摘要:The price of gold has rebounded in recent days to return near its March highs.
The price of gold has rebounded in recent days to return near its March highs. The precious metal is benefiting in the short term from the consolidation of long rates, but also from the US infrastructure investment plan.
Joe Biden presented the first part of the plan last week which is smaller than expected, $2.3 trillion against expectations of between $3 trillion and $4 trillion, but which should be accompanied by a second part this summer.
This bill is positive for gold in the current environment where the market fears a slippage in inflation and debt that is already at levels not seen since World War II.
That said, the outlook for gold is still bearish. Although rates have been consolidating in recent days, their trend remains bullish. As long as real long rates in the U.S. are bullish, the bond market will look increasingly attractive, which will put pressure on gold.

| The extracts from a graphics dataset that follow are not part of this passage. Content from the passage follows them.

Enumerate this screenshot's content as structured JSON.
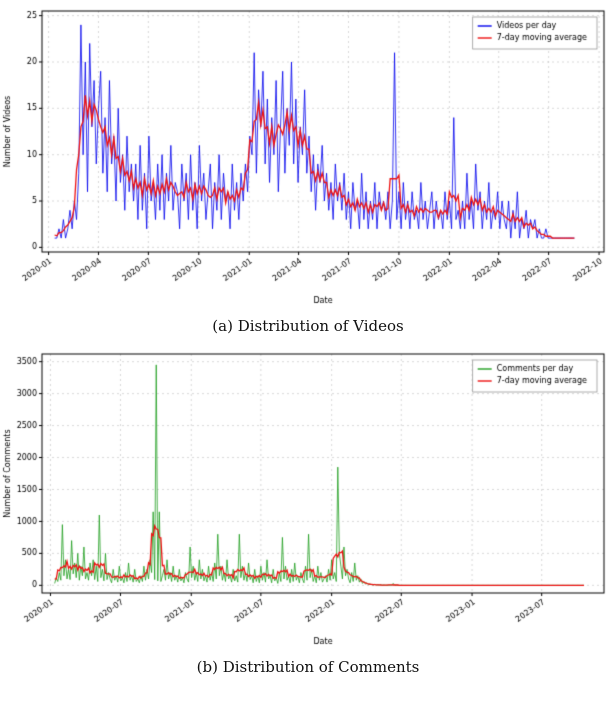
{
  "page": {
    "background": "#ffffff"
  },
  "figures": [
    {
      "caption": "(a) Distribution of Videos"
    },
    {
      "caption": "(b) Distribution of Comments"
    }
  ],
  "chart_data": [
    {
      "type": "line",
      "title": "",
      "xlabel": "Date",
      "ylabel": "Number of Videos",
      "grid": true,
      "legend_position": "upper right",
      "x_start": "2020-01-12",
      "step_days": 4,
      "xlim": [
        "2019-12-20",
        "2022-10-10"
      ],
      "ylim": [
        -0.5,
        25.5
      ],
      "yticks": [
        0,
        5,
        10,
        15,
        20,
        25
      ],
      "xticks": [
        "2020-01",
        "2020-04",
        "2020-07",
        "2020-10",
        "2021-01",
        "2021-04",
        "2021-07",
        "2021-10",
        "2022-01",
        "2022-04",
        "2022-07",
        "2022-10"
      ],
      "ma_window_samples": 5,
      "series": [
        {
          "name": "Videos per day",
          "color": "#0000ee",
          "line_width": 0.8,
          "values": [
            1,
            1,
            2,
            1,
            3,
            1,
            2,
            4,
            2,
            5,
            3,
            8,
            24,
            10,
            20,
            6,
            22,
            13,
            18,
            9,
            15,
            19,
            8,
            14,
            6,
            18,
            9,
            12,
            5,
            15,
            7,
            10,
            4,
            12,
            6,
            9,
            5,
            9,
            3,
            11,
            4,
            8,
            2,
            12,
            5,
            7,
            3,
            9,
            4,
            10,
            3,
            8,
            5,
            11,
            4,
            7,
            6,
            2,
            9,
            5,
            8,
            3,
            10,
            4,
            7,
            2,
            11,
            5,
            8,
            3,
            6,
            9,
            2,
            7,
            4,
            10,
            3,
            8,
            5,
            6,
            2,
            9,
            4,
            7,
            3,
            8,
            5,
            9,
            6,
            12,
            10,
            21,
            8,
            17,
            13,
            19,
            9,
            16,
            7,
            14,
            10,
            18,
            6,
            13,
            19,
            8,
            15,
            11,
            20,
            9,
            16,
            7,
            13,
            10,
            17,
            8,
            12,
            6,
            10,
            4,
            9,
            7,
            11,
            5,
            8,
            4,
            7,
            3,
            9,
            5,
            7,
            4,
            8,
            3,
            6,
            2,
            7,
            4,
            5,
            2,
            8,
            3,
            6,
            2,
            5,
            3,
            7,
            2,
            6,
            4,
            5,
            3,
            6,
            2,
            5,
            21,
            3,
            6,
            2,
            7,
            3,
            5,
            2,
            6,
            3,
            4,
            2,
            7,
            3,
            5,
            2,
            4,
            6,
            2,
            5,
            3,
            4,
            2,
            6,
            3,
            5,
            2,
            14,
            3,
            4,
            2,
            5,
            2,
            8,
            3,
            5,
            2,
            9,
            4,
            6,
            2,
            5,
            3,
            7,
            2,
            4,
            3,
            6,
            2,
            5,
            3,
            2,
            5,
            1,
            4,
            2,
            6,
            1,
            3,
            2,
            4,
            1,
            3,
            2,
            3,
            1,
            2,
            1,
            1,
            2,
            1,
            1,
            1,
            1,
            1,
            1,
            1,
            1,
            1,
            1,
            1,
            1,
            1
          ]
        },
        {
          "name": "7-day moving average",
          "color": "#ee1111",
          "line_width": 1.3,
          "derived": "moving_average"
        }
      ]
    },
    {
      "type": "line",
      "title": "",
      "xlabel": "Date",
      "ylabel": "Number of Comments",
      "grid": true,
      "legend_position": "upper right",
      "x_start": "2020-01-12",
      "step_days": 4,
      "xlim": [
        "2019-12-10",
        "2023-12-10"
      ],
      "ylim": [
        -120,
        3620
      ],
      "yticks": [
        0,
        500,
        1000,
        1500,
        2000,
        2500,
        3000,
        3500
      ],
      "xticks": [
        "2020-01",
        "2020-07",
        "2021-01",
        "2021-07",
        "2022-01",
        "2022-07",
        "2023-01",
        "2023-07"
      ],
      "ma_window_samples": 7,
      "flat_tail": {
        "end": "2023-10-20",
        "value": 0
      },
      "series": [
        {
          "name": "Comments per day",
          "color": "#1f9e1f",
          "line_width": 0.8,
          "values": [
            30,
            120,
            60,
            200,
            80,
            950,
            150,
            400,
            100,
            250,
            90,
            700,
            180,
            350,
            120,
            500,
            80,
            300,
            150,
            600,
            100,
            200,
            80,
            350,
            150,
            400,
            90,
            300,
            60,
            1100,
            120,
            250,
            70,
            500,
            90,
            200,
            100,
            40,
            250,
            80,
            150,
            50,
            300,
            70,
            120,
            40,
            200,
            60,
            350,
            80,
            150,
            50,
            250,
            60,
            100,
            40,
            150,
            60,
            300,
            80,
            250,
            100,
            400,
            200,
            1150,
            90,
            3450,
            70,
            1150,
            60,
            150,
            250,
            80,
            400,
            100,
            200,
            60,
            300,
            80,
            150,
            50,
            250,
            70,
            120,
            40,
            200,
            100,
            50,
            600,
            120,
            300,
            80,
            200,
            60,
            400,
            100,
            250,
            70,
            150,
            50,
            300,
            80,
            200,
            60,
            350,
            100,
            800,
            150,
            300,
            80,
            200,
            60,
            400,
            100,
            150,
            50,
            250,
            70,
            150,
            50,
            800,
            120,
            300,
            80,
            200,
            60,
            350,
            90,
            150,
            40,
            250,
            60,
            150,
            40,
            300,
            80,
            200,
            50,
            400,
            100,
            150,
            40,
            250,
            70,
            120,
            30,
            200,
            60,
            750,
            100,
            300,
            80,
            150,
            40,
            250,
            60,
            350,
            80,
            150,
            40,
            200,
            100,
            40,
            300,
            80,
            800,
            120,
            250,
            60,
            150,
            40,
            300,
            80,
            200,
            50,
            100,
            150,
            50,
            250,
            80,
            400,
            100,
            200,
            60,
            1850,
            500,
            300,
            100,
            600,
            150,
            250,
            100,
            40,
            200,
            60,
            350,
            80,
            150,
            50,
            100,
            30,
            60,
            20,
            40,
            10,
            20,
            10,
            5,
            15,
            5,
            10,
            3,
            8,
            2,
            5,
            2,
            3,
            1,
            2,
            1,
            30,
            1,
            2,
            1,
            1,
            0,
            1,
            0,
            1,
            0,
            0
          ]
        },
        {
          "name": "7-day moving average",
          "color": "#ee1111",
          "line_width": 1.3,
          "derived": "moving_average"
        }
      ]
    }
  ]
}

In terms of technical analysis, the underlying trend has been unquestionably bearish since last fall. Nonetheless, since reaching its May 2020 lows at around $1660, gold has been consolidating between this support and its former November 2020 low at $1764, which was breached in late February.
Below $1764, the bearish outlook continues to dominate. A return near this resistance could actually be an attractive price level to reposition in the direction of the underlying trend.
The outlook would only become bullish again if the price of gold breaks through this resistance. The price of gold would then form a bearish “double bottom” reversal pattern, which would pave the way for gold to return to the top of its long-term bearish channel.
(Chart Source: Tradingview 06.04.2021)
In practical terms, market participants' outlook on the global economy will dictate gold's trend. The more optimistic investors are about the economy, the more long-rates will rise, which will put pressure on gold (and vice versa).
Disclaimer: This material has been created for information purposes only. All views expressed in this document are my own and do not necessarily represent the opinions of any entity.